A little ashamed of his conjectures, Gabriel offered Carla more wine. She shook her head. Her English was heavily accented and a little halting. Gabriel was not certain if it was that which made her shy to speak; or perhaps it was the fact that she did not know what to say to people so far out of her age group. Pat was much more at ease with her than Gabriel who often struggled to make idle chit-chat. Pat genuinely liked people whereas he no more than tolerated them. He often felt uncomfortable in company; out of place, like a man who has walked into the Ladies toilets in error.
“It’s good that you persuaded Nick to come,” Pat said, doing her best to make Carla feel at ease. “We haven’t seen him for years.”
“It takes a murder to bring us together,” said Grant who took every opportunity to answer for his wife.
“Have there been any new developments?” Gabriel asked.

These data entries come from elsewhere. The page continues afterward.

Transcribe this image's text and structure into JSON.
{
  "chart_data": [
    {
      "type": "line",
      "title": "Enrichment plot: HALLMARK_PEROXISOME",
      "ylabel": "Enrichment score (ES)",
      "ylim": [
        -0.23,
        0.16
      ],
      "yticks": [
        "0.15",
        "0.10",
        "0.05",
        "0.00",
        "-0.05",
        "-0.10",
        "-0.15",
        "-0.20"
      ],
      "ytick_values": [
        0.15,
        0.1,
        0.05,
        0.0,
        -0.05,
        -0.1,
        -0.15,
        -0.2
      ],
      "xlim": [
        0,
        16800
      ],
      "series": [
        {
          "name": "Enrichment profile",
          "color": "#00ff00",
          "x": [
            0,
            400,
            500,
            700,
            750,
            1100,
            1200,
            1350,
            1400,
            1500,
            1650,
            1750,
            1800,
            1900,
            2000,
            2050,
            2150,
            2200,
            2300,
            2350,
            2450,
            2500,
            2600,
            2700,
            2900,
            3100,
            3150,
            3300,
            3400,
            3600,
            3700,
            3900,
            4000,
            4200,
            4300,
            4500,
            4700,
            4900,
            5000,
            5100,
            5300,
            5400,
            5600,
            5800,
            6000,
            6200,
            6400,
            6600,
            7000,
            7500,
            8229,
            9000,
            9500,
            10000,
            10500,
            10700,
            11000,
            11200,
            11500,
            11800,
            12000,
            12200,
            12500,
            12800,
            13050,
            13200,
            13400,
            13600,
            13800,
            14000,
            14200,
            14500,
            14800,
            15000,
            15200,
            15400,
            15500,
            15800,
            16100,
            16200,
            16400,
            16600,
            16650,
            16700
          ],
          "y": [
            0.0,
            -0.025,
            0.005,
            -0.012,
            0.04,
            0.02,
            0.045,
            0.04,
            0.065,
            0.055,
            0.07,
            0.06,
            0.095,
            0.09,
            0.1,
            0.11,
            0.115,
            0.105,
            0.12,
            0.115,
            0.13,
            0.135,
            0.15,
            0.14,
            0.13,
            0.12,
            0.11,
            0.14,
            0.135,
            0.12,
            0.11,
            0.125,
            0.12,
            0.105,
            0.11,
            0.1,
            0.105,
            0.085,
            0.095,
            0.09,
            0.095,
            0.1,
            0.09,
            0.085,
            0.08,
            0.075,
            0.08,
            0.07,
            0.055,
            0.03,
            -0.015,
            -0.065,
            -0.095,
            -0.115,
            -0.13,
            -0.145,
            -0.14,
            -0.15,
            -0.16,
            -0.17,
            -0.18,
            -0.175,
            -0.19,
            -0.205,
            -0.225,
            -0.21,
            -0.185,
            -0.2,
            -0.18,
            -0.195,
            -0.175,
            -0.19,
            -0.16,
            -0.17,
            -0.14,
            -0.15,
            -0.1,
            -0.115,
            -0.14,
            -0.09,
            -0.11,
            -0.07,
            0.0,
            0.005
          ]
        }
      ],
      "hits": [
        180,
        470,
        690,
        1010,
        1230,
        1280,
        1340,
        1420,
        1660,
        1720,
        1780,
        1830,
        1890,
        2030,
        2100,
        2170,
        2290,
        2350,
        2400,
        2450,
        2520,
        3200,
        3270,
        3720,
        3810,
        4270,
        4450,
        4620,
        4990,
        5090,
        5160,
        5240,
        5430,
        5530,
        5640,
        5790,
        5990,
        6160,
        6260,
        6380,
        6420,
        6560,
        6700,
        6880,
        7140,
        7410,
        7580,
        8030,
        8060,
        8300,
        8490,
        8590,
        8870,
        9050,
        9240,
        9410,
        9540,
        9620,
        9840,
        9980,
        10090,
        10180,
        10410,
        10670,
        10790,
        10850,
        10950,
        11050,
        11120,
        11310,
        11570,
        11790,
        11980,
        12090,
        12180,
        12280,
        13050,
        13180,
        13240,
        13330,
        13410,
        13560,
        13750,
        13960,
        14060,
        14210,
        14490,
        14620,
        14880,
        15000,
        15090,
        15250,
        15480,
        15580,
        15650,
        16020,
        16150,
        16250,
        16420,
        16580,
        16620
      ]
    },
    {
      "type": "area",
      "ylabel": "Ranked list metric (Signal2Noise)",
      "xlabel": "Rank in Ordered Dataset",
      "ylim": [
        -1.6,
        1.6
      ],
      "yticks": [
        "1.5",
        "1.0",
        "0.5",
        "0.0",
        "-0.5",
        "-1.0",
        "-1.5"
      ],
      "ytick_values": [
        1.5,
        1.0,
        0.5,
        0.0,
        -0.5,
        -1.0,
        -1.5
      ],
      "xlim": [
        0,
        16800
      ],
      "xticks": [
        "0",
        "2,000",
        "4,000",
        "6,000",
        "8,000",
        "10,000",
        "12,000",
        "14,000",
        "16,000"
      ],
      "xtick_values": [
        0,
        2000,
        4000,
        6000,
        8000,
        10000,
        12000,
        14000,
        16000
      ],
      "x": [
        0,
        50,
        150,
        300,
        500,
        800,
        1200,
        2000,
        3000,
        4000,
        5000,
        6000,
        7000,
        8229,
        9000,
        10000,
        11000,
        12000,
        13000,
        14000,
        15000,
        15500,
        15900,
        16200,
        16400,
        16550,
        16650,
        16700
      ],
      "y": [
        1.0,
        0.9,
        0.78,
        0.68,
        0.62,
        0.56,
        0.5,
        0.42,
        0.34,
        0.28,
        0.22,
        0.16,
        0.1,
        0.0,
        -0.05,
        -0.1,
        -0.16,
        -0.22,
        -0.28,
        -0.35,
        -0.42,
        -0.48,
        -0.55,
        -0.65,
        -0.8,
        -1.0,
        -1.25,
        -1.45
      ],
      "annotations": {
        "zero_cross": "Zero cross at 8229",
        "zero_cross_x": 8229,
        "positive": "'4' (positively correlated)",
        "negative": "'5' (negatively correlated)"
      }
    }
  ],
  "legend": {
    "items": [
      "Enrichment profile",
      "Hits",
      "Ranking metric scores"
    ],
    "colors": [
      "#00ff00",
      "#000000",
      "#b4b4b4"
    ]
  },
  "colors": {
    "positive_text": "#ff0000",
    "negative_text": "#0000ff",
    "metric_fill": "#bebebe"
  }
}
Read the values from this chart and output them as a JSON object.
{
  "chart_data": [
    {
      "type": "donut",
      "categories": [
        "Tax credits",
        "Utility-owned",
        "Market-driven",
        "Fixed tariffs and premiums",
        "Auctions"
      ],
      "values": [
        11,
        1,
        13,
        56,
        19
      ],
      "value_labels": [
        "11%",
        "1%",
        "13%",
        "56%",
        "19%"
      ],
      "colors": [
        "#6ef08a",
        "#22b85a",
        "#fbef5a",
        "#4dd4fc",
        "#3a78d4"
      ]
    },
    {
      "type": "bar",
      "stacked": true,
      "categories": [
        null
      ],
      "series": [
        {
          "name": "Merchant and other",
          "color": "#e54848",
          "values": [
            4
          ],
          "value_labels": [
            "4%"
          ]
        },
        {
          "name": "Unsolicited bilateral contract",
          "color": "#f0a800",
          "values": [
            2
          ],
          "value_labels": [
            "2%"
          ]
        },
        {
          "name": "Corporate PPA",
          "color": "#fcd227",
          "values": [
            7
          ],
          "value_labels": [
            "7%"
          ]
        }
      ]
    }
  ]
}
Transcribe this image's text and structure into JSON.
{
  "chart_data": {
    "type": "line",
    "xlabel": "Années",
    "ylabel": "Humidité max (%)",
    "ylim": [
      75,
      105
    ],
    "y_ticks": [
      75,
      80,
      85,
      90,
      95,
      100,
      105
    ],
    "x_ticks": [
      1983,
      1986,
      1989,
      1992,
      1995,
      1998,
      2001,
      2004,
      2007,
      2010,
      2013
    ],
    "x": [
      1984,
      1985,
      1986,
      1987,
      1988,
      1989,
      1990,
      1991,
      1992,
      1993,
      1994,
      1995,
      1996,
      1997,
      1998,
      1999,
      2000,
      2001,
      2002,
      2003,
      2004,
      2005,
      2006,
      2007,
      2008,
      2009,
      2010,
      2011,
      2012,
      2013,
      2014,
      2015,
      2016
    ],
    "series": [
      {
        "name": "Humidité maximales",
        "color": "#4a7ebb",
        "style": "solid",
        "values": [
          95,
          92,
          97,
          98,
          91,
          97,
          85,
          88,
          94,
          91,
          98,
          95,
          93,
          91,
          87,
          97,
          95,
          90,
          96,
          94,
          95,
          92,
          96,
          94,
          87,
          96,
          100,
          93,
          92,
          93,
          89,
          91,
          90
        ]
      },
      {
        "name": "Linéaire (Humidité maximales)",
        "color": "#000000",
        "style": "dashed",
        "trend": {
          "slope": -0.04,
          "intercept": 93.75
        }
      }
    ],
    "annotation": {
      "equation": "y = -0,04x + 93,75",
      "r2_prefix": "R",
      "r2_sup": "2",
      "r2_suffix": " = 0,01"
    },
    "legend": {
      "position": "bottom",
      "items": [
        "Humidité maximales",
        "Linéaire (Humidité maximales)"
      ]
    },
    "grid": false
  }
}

Grant shook his head. “Brook seems to have gone a little off the boil about all the slide business you’ve raised. As nothing amiss was found in the slides he thinks that there might be another explanation for the position of the stage on the microscope. His chief is upset at the lack of progress in the case and has put the wind up him. I hear he questioned someone outside Nebotec, some Animal Rights nutter with a record of criminal damage and violent assault.”
There was an abrupt rather anguished pause in the conversation between the two men, during which Carla, perhaps feeling less intimidated when her husband was distracted, could be heard speaking to Pat: “Nick has to travel so much in his job, doing coroner’s autopsies at different hospitals. He’s usually too tired to do anything on weekends.”